Warum fühle ich mich aber bei den von dir zitierten Sätzen so persönlich angesprochen, fast angegriffen und schuldig? Ich will das nicht! Und doch kommt es so! Es ist wie ein Schuldkomplex! Das macht mich noch ängstlicher und unsicherer! Wie kann ich ein Selbstwertgefühl bekommen, wenn ich finde, dass ich selbst wertlos bin? Meine Pflicht und Schuldigkeit gegenüber meinen Kindern habe ich getan! Das ist es nicht, was mir fehlt … ach, ich weiß es nicht!
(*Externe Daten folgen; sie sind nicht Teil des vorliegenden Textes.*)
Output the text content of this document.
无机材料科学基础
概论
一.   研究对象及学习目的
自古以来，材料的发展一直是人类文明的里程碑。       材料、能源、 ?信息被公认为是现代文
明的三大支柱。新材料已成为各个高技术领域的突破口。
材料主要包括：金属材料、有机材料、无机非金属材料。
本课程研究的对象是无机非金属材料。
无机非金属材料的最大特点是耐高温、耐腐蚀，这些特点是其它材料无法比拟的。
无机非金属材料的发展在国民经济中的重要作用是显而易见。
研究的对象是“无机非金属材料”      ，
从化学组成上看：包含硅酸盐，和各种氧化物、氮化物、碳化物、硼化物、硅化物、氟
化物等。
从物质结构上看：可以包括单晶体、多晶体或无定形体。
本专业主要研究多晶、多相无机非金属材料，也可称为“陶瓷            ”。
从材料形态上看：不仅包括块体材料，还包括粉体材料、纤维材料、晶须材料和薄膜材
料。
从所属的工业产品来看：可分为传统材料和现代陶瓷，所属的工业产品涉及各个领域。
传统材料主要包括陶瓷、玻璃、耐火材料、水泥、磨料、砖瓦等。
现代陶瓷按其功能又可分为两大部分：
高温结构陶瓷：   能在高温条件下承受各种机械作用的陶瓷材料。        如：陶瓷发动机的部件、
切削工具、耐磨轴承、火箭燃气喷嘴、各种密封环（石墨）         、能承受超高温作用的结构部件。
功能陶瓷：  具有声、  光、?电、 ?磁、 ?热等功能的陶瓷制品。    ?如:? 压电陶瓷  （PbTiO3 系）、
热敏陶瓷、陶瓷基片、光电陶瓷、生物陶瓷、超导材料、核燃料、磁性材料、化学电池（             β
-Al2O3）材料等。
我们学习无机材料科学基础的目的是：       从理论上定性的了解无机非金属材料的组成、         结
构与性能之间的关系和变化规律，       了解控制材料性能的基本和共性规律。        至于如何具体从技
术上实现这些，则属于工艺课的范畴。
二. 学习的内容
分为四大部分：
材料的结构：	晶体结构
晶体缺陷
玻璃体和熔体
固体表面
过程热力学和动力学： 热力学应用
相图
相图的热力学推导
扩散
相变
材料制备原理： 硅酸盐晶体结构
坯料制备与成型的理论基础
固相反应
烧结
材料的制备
Sei nicht böse, ich bin wieder mal blöd!

Du sollst aber wissen, dass mir dein Brief doch

Hoffnung macht, dass du mir und uns Zeit gibst.

Ja, ich verstehe das, was du geschrieben hast, und ich akzeptiere das auch, weil es auch meine Wünsche und Gedanken sind. Nur kann ich sie nicht so gut aufschreiben und so gut aussprechen wie du. Mein Minderwertigkeitskomplex – deine Klugheit. Dabei mag ich klugen Männer sehr. Aber wenn es ernst wird, dann merke ich, dass mir so vieles fehlt und dass ich nicht weiterkann. Das ist es! Mir fehlen dann die Worte, ich krieg sie nicht auf die Zunge, kann sie aber selbst in mir hören. Das ist doch dumm, ich meine Dummheit/doof sein!

Nun fälltt mir doch noch ein, was ich dir erzählen sollte. Etwas Schönes und zugleich Trauriges.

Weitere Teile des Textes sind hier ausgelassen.